Che cosa sembravano i morti? Non erano bruciati o neri; le loro facce non erano cambiate. Quasi tutti i morti erano sporchi di escrementi. Circa alle cinque smettemmo di lavorare. Gli otto uomini che avevano lavorato con i corpi dovettero stendersi sopra di loro con le facce rivolte in basso. Un SS con un fucile mitragliatore sparò loro alla testa.
Ci vestimmo rapidamente e prendemmo con noi le pale. Fummo contati e scortati al camion dai gendarmi e dalle SS. Dovemmo mettere via le pale. Poi fummo nuovamente contati e spinti sul camion. Il viaggio fino allo Schloss durava circa 15 minuti. Viaggiammo insieme con gli uomini di Klodawa e parlammo molto silenziosamente con loro, così che i gendarmi seduti dietro non ci sentissero.
Risultò che c’erano molte altre stanze nello Schloss. Noi eravamo in venti nella nostra stanza, con altri quindici nella stanza adiacente. Non c’erano altri scavatori forzati. Non appena entrammo nella fredda e buia cantina, ci gettammo sulla paglia e piangemmo per tutto ciò che ci era capitato.”

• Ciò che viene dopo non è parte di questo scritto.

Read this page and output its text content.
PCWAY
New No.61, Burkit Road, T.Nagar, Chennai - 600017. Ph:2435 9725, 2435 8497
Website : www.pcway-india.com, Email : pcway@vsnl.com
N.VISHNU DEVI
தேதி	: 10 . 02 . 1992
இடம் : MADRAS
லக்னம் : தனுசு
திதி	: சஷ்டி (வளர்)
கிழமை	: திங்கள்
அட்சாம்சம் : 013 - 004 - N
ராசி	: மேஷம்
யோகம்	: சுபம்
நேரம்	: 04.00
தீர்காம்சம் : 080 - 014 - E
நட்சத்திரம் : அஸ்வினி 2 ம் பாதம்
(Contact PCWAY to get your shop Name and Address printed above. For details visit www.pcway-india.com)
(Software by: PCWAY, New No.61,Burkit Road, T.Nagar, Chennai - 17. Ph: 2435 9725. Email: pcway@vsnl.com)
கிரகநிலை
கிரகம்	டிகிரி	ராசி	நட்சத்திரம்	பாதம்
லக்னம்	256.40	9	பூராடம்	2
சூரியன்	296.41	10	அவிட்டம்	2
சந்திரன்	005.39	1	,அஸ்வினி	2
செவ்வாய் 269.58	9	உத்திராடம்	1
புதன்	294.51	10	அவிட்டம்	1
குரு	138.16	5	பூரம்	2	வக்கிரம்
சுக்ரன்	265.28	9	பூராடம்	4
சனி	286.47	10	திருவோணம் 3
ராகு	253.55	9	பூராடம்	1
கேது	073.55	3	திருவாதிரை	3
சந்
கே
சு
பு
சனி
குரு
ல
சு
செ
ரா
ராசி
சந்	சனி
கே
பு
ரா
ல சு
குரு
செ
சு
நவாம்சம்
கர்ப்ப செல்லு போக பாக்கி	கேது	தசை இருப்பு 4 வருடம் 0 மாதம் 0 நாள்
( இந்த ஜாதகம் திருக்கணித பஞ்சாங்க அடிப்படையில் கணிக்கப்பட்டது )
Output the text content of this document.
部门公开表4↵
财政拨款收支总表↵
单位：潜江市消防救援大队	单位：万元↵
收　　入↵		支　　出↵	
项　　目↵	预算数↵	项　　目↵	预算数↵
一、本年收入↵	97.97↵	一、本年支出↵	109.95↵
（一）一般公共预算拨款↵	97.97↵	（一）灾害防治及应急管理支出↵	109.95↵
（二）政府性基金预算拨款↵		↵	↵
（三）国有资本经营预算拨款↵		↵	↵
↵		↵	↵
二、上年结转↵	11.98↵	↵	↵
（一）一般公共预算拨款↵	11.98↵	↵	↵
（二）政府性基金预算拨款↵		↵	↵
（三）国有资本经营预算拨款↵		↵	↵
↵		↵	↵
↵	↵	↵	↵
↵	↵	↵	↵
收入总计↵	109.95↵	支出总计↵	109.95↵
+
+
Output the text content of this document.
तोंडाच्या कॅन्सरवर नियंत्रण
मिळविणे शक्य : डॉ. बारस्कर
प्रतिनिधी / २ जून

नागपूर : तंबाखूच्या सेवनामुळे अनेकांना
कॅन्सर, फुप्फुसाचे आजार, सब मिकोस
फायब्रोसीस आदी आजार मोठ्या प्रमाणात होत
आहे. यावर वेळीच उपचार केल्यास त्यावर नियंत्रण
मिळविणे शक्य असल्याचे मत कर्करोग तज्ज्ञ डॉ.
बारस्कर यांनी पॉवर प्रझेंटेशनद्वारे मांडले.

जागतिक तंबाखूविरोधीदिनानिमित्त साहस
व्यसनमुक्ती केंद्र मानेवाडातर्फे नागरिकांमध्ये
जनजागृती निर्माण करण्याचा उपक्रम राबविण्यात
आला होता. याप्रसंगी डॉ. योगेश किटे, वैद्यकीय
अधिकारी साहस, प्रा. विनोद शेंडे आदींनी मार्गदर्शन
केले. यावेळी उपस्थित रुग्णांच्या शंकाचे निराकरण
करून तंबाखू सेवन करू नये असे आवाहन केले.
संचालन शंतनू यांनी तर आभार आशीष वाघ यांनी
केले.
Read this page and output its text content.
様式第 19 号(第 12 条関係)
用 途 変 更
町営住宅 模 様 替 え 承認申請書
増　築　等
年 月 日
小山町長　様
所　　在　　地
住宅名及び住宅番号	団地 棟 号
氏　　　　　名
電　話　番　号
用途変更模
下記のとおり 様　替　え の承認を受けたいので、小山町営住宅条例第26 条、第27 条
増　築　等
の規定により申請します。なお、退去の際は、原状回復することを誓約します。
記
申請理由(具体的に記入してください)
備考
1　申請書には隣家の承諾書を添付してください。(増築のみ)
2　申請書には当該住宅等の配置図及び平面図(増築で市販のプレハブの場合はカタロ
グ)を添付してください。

Con Bajler in quella cantina si trovavano un ragazzo di 15 anni di nome Monik Halter, il quarantenne Meir Pitrowski e Gershon Praschker di 55 anni, tutti di Izbica Kujawska. Quest’ultimo invitò i suoi compagni di prigionia a recitare una preghiera di confessione e di penitenza prima di morire.

“Era una vista molto deprimente. Il sergente-maggiore bussò alla porta, gridando ‘Silenzio, Ebrei, o vi sparerò!’ Continuammo la preghiera piano, con voci soffocate.
Alle 7:30 di sera ci portarono una pentola di zuppa di piccole rape. Non riuscivamo ad inghiottire niente per il dolore e le lacrime. Era molto freddo e non avevamo affatto coperte.
Uno di noi esclamò ‘Chissà chi mancherà tra noi domani.’ Ci pressammo gli uni vicini agli altri e cademmo in un sonno irregolare infestato da sogni terribili. Dormimmo per circa quattro ore. Poi corremmo intorno alla stanza fredda gelida e discutemmo del destino che ci attendeva.”

Giovedì, 8 Gennaio 1942:

"Il giorno iniziò più o meno in un modo simile a ieri, sebbene SS di alto grado venissero a visitarci. La loro identità non è menzionata, ma erano portati da una limousine. L’identità di uno degli ‘otto’ che lavorò con i corpi è nota: Mechel Wiltschinski, 19 anni, di Izbica. Insieme con i suoi compagni venne fucilato nella fossa alla fine del giorno di lavoro."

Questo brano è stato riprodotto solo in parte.